Stray From The Path gehören nominiert für den Nobelpreis!

Wer sich letzte Woche durch drei (!) Vorbands gehört und bis zum Headliner Stray From The Path durchgehalten hat, hat magische Augenblicke erlebt. Wegen eben diesen möchte ich der Hardcore-Band einen Friedensnobelpreis überreichen.

Metalheads, HipHopper, Schweizer, Amerikaner, Christen, Hindus – in einer Welt voller Stempel und Schubladen, in die man aufgrund seiner DNA, seines Umfelds oder einer Entscheidung gehört, sind werte- und labelfreie Räume eine Seltenheit.

Einen solchen Space schaffen Stray From The Path an jedem einzelnen ihrer Konzerte. Entdeckt habe ich die New Yorker per Zufall Anfang diesen Jahres in Berlin, wo sie die Hütte schon vor dem Main Act While She Sleeps einfach mal abgefackelt haben (gefühlt, nicht wirklich). Selbst bezeichnen sich die New Yorker Hardcore-Metaller als «very outspoken band», die bewusst provoziert und Kontroversen thematisiert. Und das sehr lautstark. Gegründet hat sich die Formation aus Long Island schon 2001 –shame on me, dass ich sie bis 2019 nicht auf dem Schirm hatte.

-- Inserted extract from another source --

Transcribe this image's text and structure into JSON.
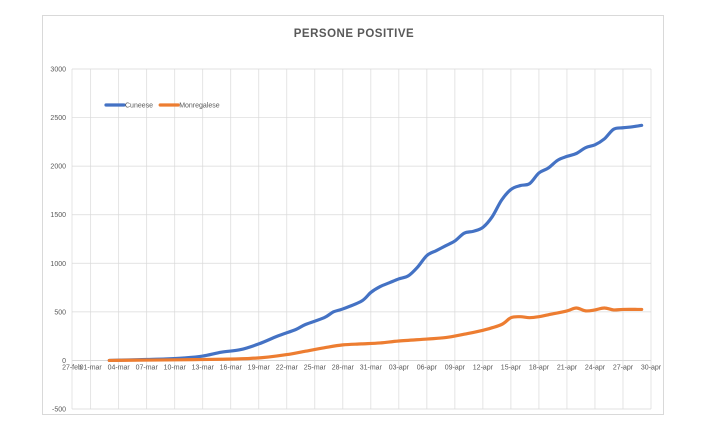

Bei Trump und Rassismus herrscht Einigkeit

Es gibt in der Musikwelt zwei Lager, was das Politisieren von Bands angeht. Die einen feiern ihre Helden für klare Bekenntnisse, die anderen wollen meinungsfreie Musik. Das obligate «Wir schämen uns, dass Trump Präsident der Vereinigten Staaten ist» an Konzerten von Stray From The Path wird aber von beiden Lagern gefeiert. Bei Trump ist man sich ja einig. Auch die klaren Statements gegen Rassismus und falsch eingesetzte Polizeigewalt stimmen für die meisten Konzertgänger*innen.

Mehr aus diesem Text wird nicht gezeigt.